Jerry McDevitt, Pittsburgh-based partner of the law firm K&L Gates – which both is a legal counsel for World Wrestling Entertainment and was one of its registered Washington lobbyists – has responded to my email to him yesterday requesting further information on WWE federal lobbying efforts in 2009. (See yesterday’s item on this blog, “Did Linda McMahon’s WWE Do No Federal Lobbying in 2009 – Or Just Not Report Any?”)
McDevitt wrote in part, “We filed two quarterly reports – for the first and second quarters – in 2009. We also reported the termination of the registration in the second quarter, and thus there are no subsequent reports. In both we reported no lobbying activity, which should be of assistance for those who, like you, have a hard time understanding what zero means.”
McDevitt said that questions about WWE’s other registered lobbyist, APCO Worldwide, would have to be directed to that firm itself.

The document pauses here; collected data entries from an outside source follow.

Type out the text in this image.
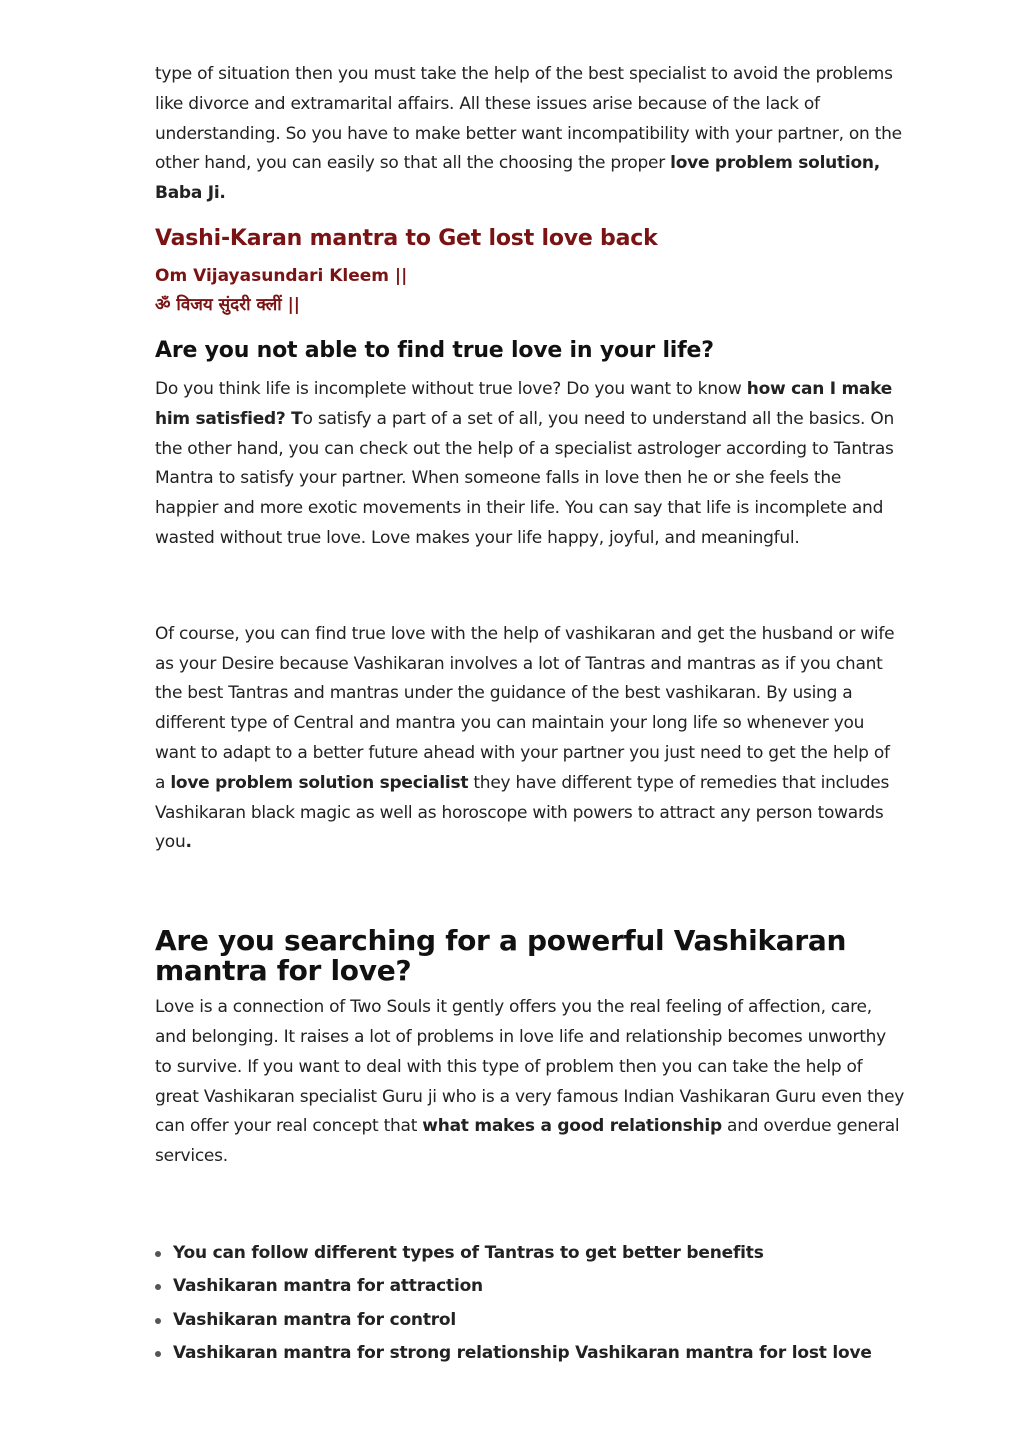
type of situation then you must take the help of the best specialist to avoid the problems like divorce and extramarital affairs. All these issues arise because of the lack of understanding. So you have to make better want incompatibility with your partner, on the other hand, you can easily so that all the choosing the proper love problem solution, Baba Ji.

Vashi-Karan mantra to Get lost love back
Om Vijayasundari Kleem ||
ॐ विजय सुंदरी क्लीं ||
Are you not able to find true love in your life?

Do you think life is incomplete without true love? Do you want to know how can I make him satisfied? To satisfy a part of a set of all, you need to understand all the basics. On the other hand, you can check out the help of a specialist astrologer according to Tantras Mantra to satisfy your partner. When someone falls in love then he or she feels the happier and more exotic movements in their life. You can say that life is incomplete and wasted without true love. Love makes your life happy, joyful, and meaningful.

Of course, you can find true love with the help of vashikaran and get the husband or wife as your Desire because Vashikaran involves a lot of Tantras and mantras as if you chant the best Tantras and mantras under the guidance of the best vashikaran. By using a different type of Central and mantra you can maintain your long life so whenever you want to adapt to a better future ahead with your partner you just need to get the help of a love problem solution specialist they have different type of remedies that includes Vashikaran black magic as well as horoscope with powers to attract any person towards you.

Are you searching for a powerful Vashikaran mantra for love?

Love is a connection of Two Souls it gently offers you the real feeling of affection, care, and belonging. It raises a lot of problems in love life and relationship becomes unworthy to survive. If you want to deal with this type of problem then you can take the help of great Vashikaran specialist Guru ji who is a very famous Indian Vashikaran Guru even they can offer your real concept that what makes a good relationship and overdue general services.

You can follow different types of Tantras to get better benefits
Vashikaran mantra for attraction
Vashikaran mantra for control
Vashikaran mantra for strong relationship Vashikaran mantra for lost love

I say McDevitt “wrote in part” because the second half of his message to me challenged my December 14 post, “EXCLUSIVE: Linda McMahon’s WWE Medical Director Met With Chris Benoit Brain Experts in 2008.”
I will dedicate future posts to a full airing of this controversy and to the history of my dealings with Jerry McDevitt during the research for my book CHRIS & NANCY: The True Story of the Benoit Murder-Suicide and Pro Wrestling’s Cocktail of Death. I also will reproduce the copy McDevitt provided to me of his letter yesterday to West Virginia neurosurgeon and brain researcher Dr. Julian Bailes. That letter, in turn, attaches a copy of McDevitt’s September 25, 2007, letter to Chris Nowinski, the former WWE wrestler who started the Massachusetts-based Sports Legacy Institute. (The Nowinski group, incidentally, was featured in the most recent edition of the HBO program Real Sports.)
In a nutshell, my report last month disclosed that WWE’s own medical director, Dr. Joseph Maroon, met in 2008 with directors of Bailes’ West Virginia brain institute, including Dr. Bennett Omalu, who previously had been affiliated with Nowinski’s organization. Maroon was solicited for comment but did not respond.
I wrote that WWE’s statement to ESPN — “WWE has been asking to see the research and test results in the case of Mr. Benoit for years and has not been supplied with them” (emphasis added) — was “grossly, and characteristically, misleading” and that the background “reveals that ‘lie’ may not be too strong a word.”
McDevitt, for his part, says my report itself is a lie.
Readers, I think, are capable of reading the whole record and resolving this dispute for themselves.
More soon. The power is out here at home during storms in Northern California, and it is hard to post stuff today as rapidly as I would like.